BFH Urteil v. - VIII R 64/06

Pflicht zur Vornahme der linearen Normal-AfA bei betrieblich genutzten Pkw; realisierbarer Wiederverkaufswert mindert nicht die Bemessungsgrundlage für die AfA

Leitsatz

Die nach § 7 Abs. 1 EStG vorzunehmende Absetzung für Abnutzung (AfA) auf einen betrieblich genutzten Pkw richtet sich nach dessen betriebsgewöhnlicher Nutzungsdauer. Es besteht eine Pflicht zur Vornahme der Normal-AfA.

Gesetze: EStG § 7 Abs. 1, EStG § 6 Abs. 1, EStG § 4 Abs. 3

Instanzenzug: (Verfahrensverlauf),

Gründe

I. Im Streit ist, ob bei einem betrieblich genutzten PKW die Absetzungen für Abnutzung (AfA) kontinuierlich linear bis auf einen Erinnerungswert vorgenommen werden müssen und ob die Steuerpflichtige die Möglichkeit hat, zuvor willentlich unterlassene AfA im Streitjahr (1999) nachzuholen.

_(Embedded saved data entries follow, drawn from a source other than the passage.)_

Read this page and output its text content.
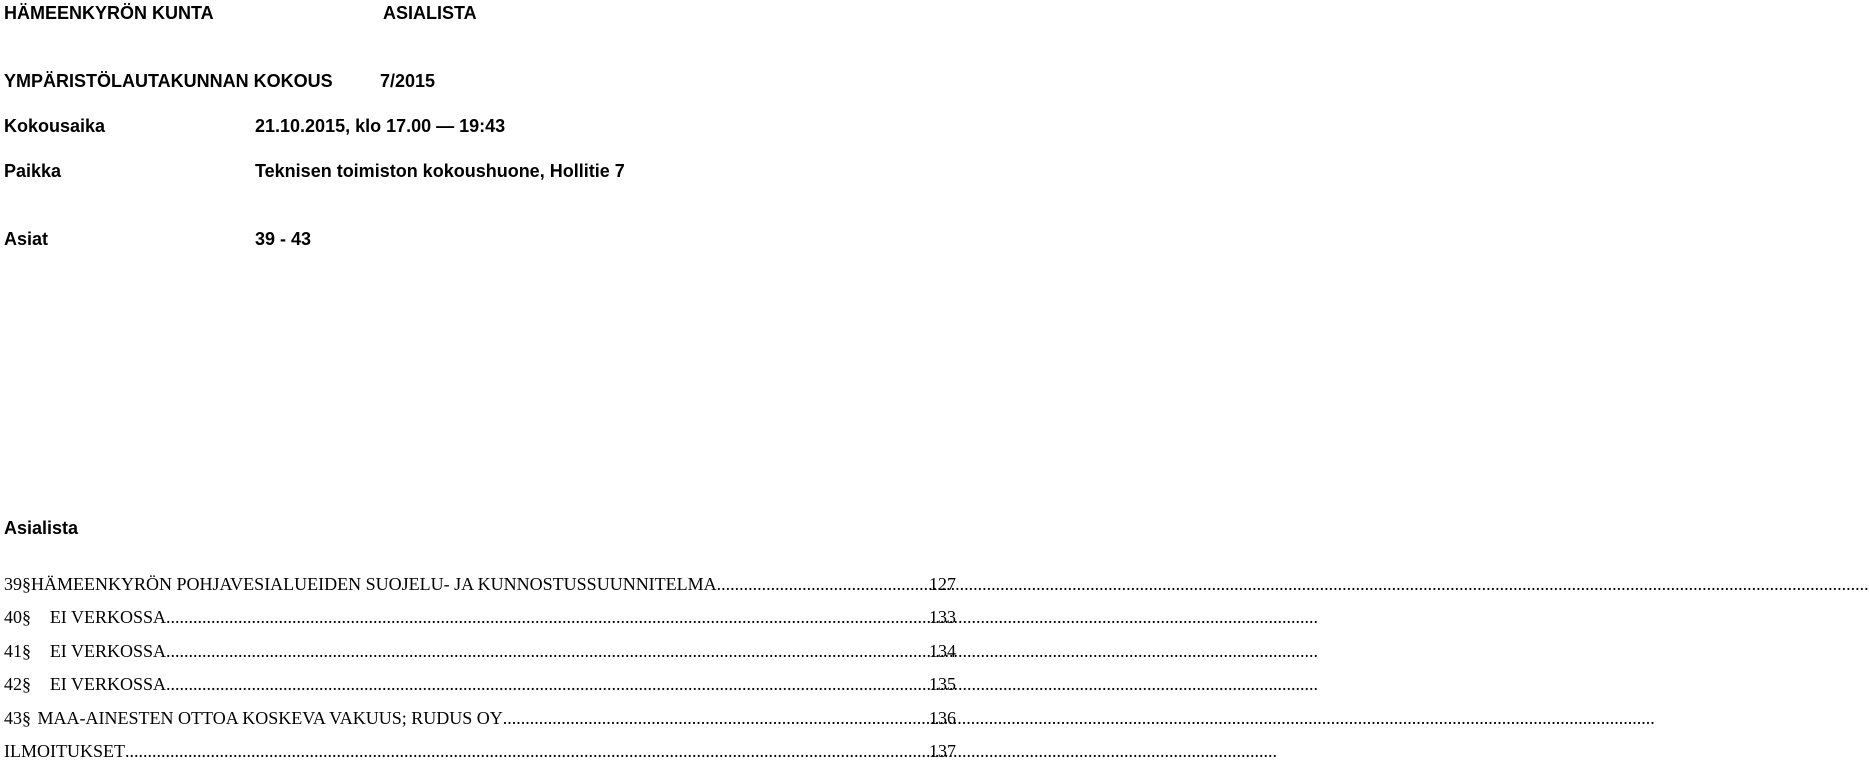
HÄMEENKYRÖN KUNTA	ASIALISTA
YMPÄRISTÖLAUTAKUNNAN KOKOUS	7/2015
Kokousaika	21.10.2015, klo 17.00 — 19:43
Paikka	Teknisen toimiston kokoushuone, Hollitie 7
Asiat	39 - 43
Asialista
39 § HÄMEENKYRÖN POHJAVESIALUEIDEN SUOJELU- JA KUNNOSTUSSUUNNITELMA .....	127
40 §	EI VERKOSSA .....	133
41 §	EI VERKOSSA .....	134
42 §	EI VERKOSSA .....	135
43 § MAA-AINESTEN OTTOA KOSKEVA VAKUUS; RUDUS OY .....	136
ILMOITUKSET .....	137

Die Klägerin und Revisionsklägerin (Klägerin), eine Sozietät aus Rechtsanwälten, Wirtschaftsprüfern und Steuerberatern, ermittelt ihren Gewinn nach § 4 Abs. 3 des EinkommensteuergesetzesEStG—. Im Juli 1991 schaffte sie einen Mercedes-Benz 230 TE für 60 987,20 DM an und stellte ihn dem Sozius L zur Verfügung. Auf die Anschaffungskosten nahm die Klägerin für 1991 bis 1993 AfA vor nach Maßgabe einer vierjährigen Nutzungsdauer, und zwar 7 623,20 DM für das zweite Halbjahr 1991 und jeweils 15 246 DM für die beiden Folgejahre. Für 1994 erfolgte nur noch eine Absetzung von 12 872 DM. Den somit verbleibenden, noch nicht abgesetzten Betrag von 10 000 DM führte die Klägerin als „Restwert” fort und machte ihn als Betriebsausgabe erst geltend, als der PKW 1999 aus dem Betriebsvermögen entnommen wurde zu einem erklärten Entnahmewert von ebenfalls 10 000 DM.

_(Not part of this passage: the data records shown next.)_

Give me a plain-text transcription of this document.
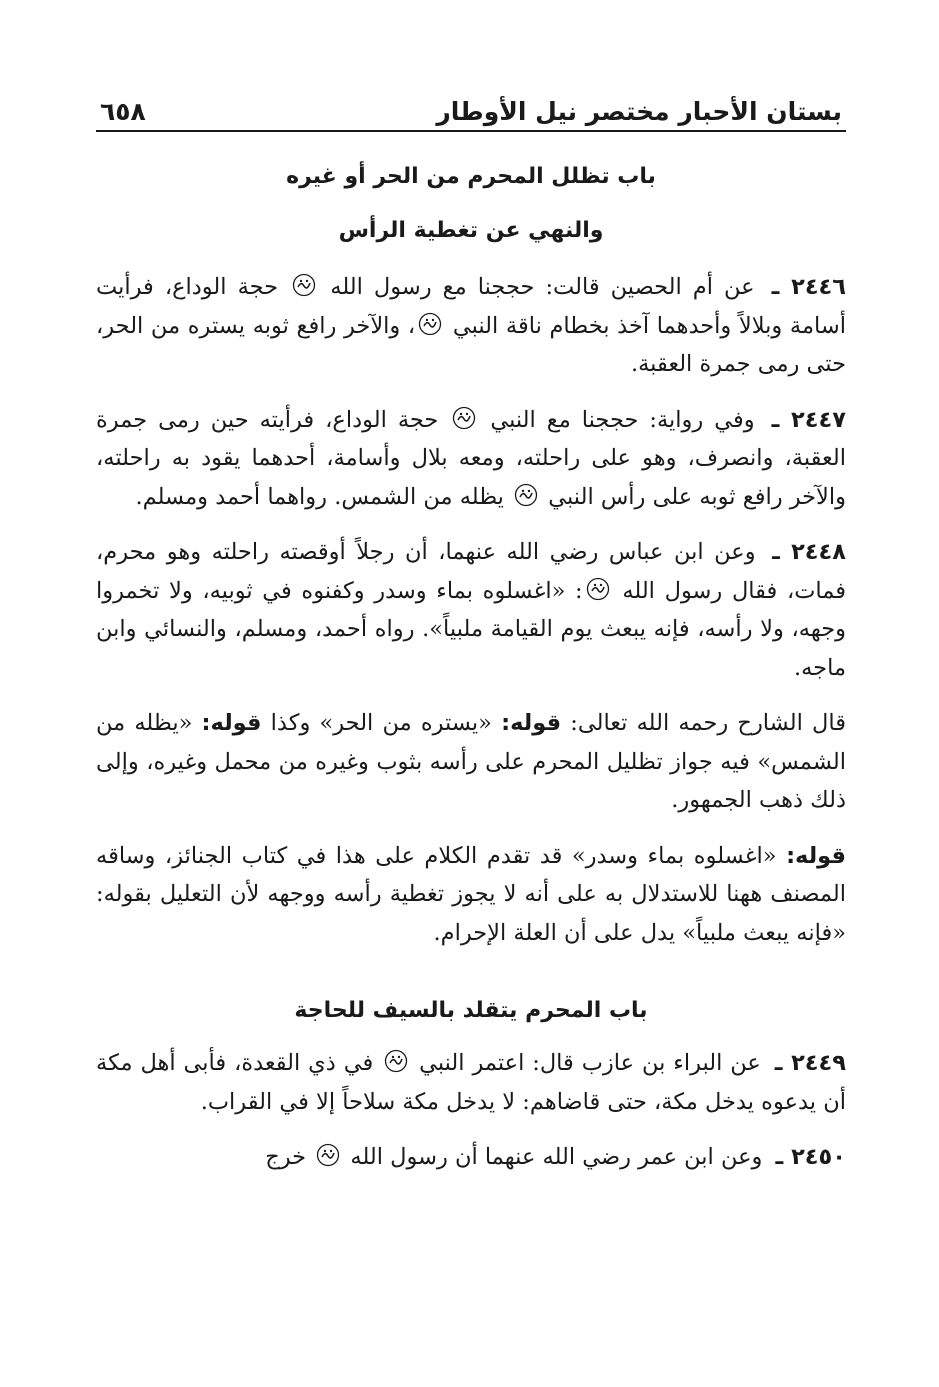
بستان الأحبار مختصر نيل الأوطار
٦٥٨
باب تظلل المحرم من الحر أو غيره
والنهي عن تغطية الرأس

٢٤٤٦ ـ عن أم الحصين قالت: حججنا مع رسول الله
حجة الوداع، فرأيت أسامة وبلالاً وأحدهما آخذ بخطام ناقة النبي
، والآخر رافع ثوبه يستره من الحر، حتى رمى جمرة العقبة.

٢٤٤٧ ـ وفي رواية: حججنا مع النبي
حجة الوداع، فرأيته حين رمى جمرة العقبة، وانصرف، وهو على راحلته، ومعه بلال وأسامة، أحدهما يقود به راحلته، والآخر رافع ثوبه على رأس النبي
يظله من الشمس. رواهما أحمد ومسلم.

٢٤٤٨ ـ وعن ابن عباس رضي الله عنهما، أن رجلاً أوقصته راحلته وهو محرم، فمات، فقال رسول الله
: «اغسلوه بماء وسدر وكفنوه في ثوبيه، ولا تخمروا وجهه، ولا رأسه، فإنه يبعث يوم القيامة ملبياً». رواه أحمد، ومسلم، والنسائي وابن ماجه.

قال الشارح رحمه الله تعالى: قوله: «يستره من الحر» وكذا قوله: «يظله من الشمس» فيه جواز تظليل المحرم على رأسه بثوب وغيره من محمل وغيره، وإلى ذلك ذهب الجمهور.

قوله: «اغسلوه بماء وسدر» قد تقدم الكلام على هذا في كتاب الجنائز، وساقه المصنف ههنا للاستدلال به على أنه لا يجوز تغطية رأسه ووجهه لأن التعليل بقوله: «فإنه يبعث ملبياً» يدل على أن العلة الإحرام.

باب المحرم يتقلد بالسيف للحاجة

٢٤٤٩ ـ عن البراء بن عازب قال: اعتمر النبي
في ذي القعدة، فأبى أهل مكة أن يدعوه يدخل مكة، حتى قاضاهم: لا يدخل مكة سلاحاً إلا في القراب.

٢٤٥٠ ـ وعن ابن عمر رضي الله عنهما أن رسول الله
خرج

Nach Durchführung einer steuerlichen Außenprüfung änderte der Beklagte und Revisionsbeklagte (das Finanzamt —FA—) den Bescheid über die einheitliche und gesonderte Feststellung der Besteuerungsgrundlagen der Klägerin für das Streitjahr nach § 164 Abs. 2 der Abgabenordnung (AO); u.a. legte das FA dabei anstelle eines Restwertes des PKW von 10 000 DM nur einen Erinnerungswert von 1 DM zugrunde und erhöhte den Gewinn entsprechend.

Der Einspruch der Klägerin blieb in diesem Punkt erfolglos.

Das Finanzgericht (FG) hat die Klage mit den in Entscheidungen der Finanzgerichte (EFG) 2006, 1659 veröffentlichten Gründen abgewiesen.

Mit der vom FG zugelassenen Revision rügt die Klägerin die Verletzung materiellen Rechts. Sie ist der Ansicht, dass die AfA nur bis zu einem Anhaltewert zu erfolgen habe, wenn in Höhe dieses Wertes nicht mit einem Wertverzehr zu rechnen sei, weil der betreffende PKW einen Wiederverkaufswert habe.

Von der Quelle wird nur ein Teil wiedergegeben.